JLa Havane, 23 janvier (ACN) - La Haute Commissaire des Nations Unies pour les Droits Humains Navi Pillay a demandé à Washington la fermeture de la prison habilitée depuis déjà dix ans dans la base étasunienne installée, dans la baie de Guantanamo, sur une portion du territoire de l’île qui a été usurpée à Cuba.


 

 

Dans un communiqué diffusé depuis Genève et distribué au siège de l’ONU de New York, Pillay critique la décision du gouvernement des Etats-Unis de promulguer une nouvelle loi autorisant la détention indéfinie de personnes sans que soit formulée une accusation ni réalisé un procès, informe l’agence de presse  Prensa Latina.

Le président Barack Obama a signé, le 31 décembre, à Hawaï, l’Acte d’Autorisation de la Défense Nationale qui contredit certains des principes fondamentaux de la justice et des doits humains, comme le droit à un juste procès et la condamnation des détentions arbitraires, précise la Haute Commissaire.

Pillay manifeste sa profonde déception pour le non respect de la promesse qu’avait faite Obama, il y a trois ans, de fermer cette prison de la base navale de Guantanamo, une base qui s’y trouve installée depuis le début du vingtième siècle contre la volonté du peuple et du gouvernement cubain.

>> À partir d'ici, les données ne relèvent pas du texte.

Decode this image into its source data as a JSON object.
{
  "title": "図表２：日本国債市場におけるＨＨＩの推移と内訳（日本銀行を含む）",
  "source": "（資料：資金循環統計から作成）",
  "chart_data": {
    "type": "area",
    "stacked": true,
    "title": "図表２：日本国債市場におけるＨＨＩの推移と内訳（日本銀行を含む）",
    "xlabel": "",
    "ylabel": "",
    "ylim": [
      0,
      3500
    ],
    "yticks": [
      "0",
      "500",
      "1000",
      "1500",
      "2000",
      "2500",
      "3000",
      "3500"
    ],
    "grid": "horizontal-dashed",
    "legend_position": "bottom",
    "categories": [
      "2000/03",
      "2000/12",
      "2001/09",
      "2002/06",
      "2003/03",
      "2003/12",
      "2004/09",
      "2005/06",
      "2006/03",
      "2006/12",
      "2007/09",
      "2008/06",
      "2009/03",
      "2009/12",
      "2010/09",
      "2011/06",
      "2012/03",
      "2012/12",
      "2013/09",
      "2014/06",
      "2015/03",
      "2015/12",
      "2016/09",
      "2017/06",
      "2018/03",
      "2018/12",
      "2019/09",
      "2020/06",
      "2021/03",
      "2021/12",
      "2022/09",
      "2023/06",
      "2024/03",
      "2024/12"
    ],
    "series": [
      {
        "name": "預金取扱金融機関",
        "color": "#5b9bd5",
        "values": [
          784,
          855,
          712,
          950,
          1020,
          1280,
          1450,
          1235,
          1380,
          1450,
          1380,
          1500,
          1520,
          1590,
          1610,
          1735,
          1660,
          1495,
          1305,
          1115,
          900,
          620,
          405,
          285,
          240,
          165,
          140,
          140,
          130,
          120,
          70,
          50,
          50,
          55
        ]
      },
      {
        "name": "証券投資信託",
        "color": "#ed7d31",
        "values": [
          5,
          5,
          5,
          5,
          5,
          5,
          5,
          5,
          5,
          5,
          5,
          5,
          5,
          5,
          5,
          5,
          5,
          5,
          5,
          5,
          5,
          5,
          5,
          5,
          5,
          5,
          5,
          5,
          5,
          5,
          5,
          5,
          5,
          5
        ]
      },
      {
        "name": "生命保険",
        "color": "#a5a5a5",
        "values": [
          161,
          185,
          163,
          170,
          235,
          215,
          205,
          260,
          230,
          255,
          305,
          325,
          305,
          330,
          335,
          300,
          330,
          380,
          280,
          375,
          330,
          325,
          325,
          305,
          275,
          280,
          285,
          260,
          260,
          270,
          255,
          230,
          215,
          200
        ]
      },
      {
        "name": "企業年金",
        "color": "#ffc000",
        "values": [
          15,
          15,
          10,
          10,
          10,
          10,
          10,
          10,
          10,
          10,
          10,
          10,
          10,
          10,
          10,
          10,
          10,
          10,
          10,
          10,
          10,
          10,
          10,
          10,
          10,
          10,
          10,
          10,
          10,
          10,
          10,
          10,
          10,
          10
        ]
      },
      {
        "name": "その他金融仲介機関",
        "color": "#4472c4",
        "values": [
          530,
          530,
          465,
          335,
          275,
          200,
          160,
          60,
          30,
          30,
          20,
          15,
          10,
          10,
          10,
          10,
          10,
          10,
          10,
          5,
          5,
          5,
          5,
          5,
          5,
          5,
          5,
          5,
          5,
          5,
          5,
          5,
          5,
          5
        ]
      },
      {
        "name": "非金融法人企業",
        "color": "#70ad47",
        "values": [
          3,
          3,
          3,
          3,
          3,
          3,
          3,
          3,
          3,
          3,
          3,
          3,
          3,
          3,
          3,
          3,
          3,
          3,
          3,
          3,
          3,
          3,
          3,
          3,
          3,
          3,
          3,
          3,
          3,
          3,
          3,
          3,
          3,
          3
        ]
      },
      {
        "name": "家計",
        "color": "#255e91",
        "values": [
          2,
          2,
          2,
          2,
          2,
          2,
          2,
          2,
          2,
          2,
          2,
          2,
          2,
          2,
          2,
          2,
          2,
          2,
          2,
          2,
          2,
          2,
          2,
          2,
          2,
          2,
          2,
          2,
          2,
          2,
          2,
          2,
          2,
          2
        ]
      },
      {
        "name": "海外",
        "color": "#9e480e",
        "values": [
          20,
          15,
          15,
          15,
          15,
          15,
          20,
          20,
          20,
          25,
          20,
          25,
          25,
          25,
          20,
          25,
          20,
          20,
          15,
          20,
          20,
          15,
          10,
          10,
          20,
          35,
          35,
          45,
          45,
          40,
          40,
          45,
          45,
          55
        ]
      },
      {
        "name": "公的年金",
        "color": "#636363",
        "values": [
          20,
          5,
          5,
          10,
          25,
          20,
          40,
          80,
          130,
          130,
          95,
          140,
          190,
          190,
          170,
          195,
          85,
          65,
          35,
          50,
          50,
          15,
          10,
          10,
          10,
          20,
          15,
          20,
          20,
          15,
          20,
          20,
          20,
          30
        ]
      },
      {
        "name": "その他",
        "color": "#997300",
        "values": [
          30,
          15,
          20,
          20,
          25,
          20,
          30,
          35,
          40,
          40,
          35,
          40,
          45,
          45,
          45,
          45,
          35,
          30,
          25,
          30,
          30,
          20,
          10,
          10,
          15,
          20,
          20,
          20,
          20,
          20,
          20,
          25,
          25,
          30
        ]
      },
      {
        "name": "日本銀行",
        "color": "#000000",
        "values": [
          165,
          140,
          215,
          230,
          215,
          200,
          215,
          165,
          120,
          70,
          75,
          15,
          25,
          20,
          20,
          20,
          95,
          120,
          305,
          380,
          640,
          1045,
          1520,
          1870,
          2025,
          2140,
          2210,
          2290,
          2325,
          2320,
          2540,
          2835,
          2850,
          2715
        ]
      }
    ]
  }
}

Elle avertit que cette prison de haute sécurité continue de fonctionner et qu’il s’y trouve  des personnes arbitrairement arrêtées et emprisonnés pour un temps indéfini, ce qui constitue une claire violation de la loi internationale.

La fonctionnaire, qui a exhorté le Congrès étasunien à permettre la fermeture de la prison, a répété que les autorités de Washington ont l’obligation de garantir que les personnes privées de leur liberté soient jugées ou libérées. Elle a ajouté qu’une enquête doit être réalisée pour analyser toutes les violations de ces droits qui ont eu lieu dans le Camp Delta de la base navale.

Pillay a souligné que les responsables de la conception, de l’approbation et de la mise en pratique de méthodes coercitives d’interrogatoires, ainsi que ceux qui ont perpétré, ordonné, toléré ou consenti la réalisation d’actes de torture ou de mauvais traitements infligés à des détenus doivent répondre de leurs actes devant la justice.

Le Camp Delta a été installé pour y enfermer les suspects de terrorisme après les attentats du 11 septembre 2001 à New York et Washingto. Dans ses installations se trouvent encore 171 personnes, du total de 779 détenus qui y ont été conduits au cours des dix dernières années sans avoir eu droit ni à un procès, ni à une procédure d’appel. 

De ces près de 800 détenus, huit sont morts en prison, 600 ont été libérés et 6 ont été condamnés par des commissions militaires.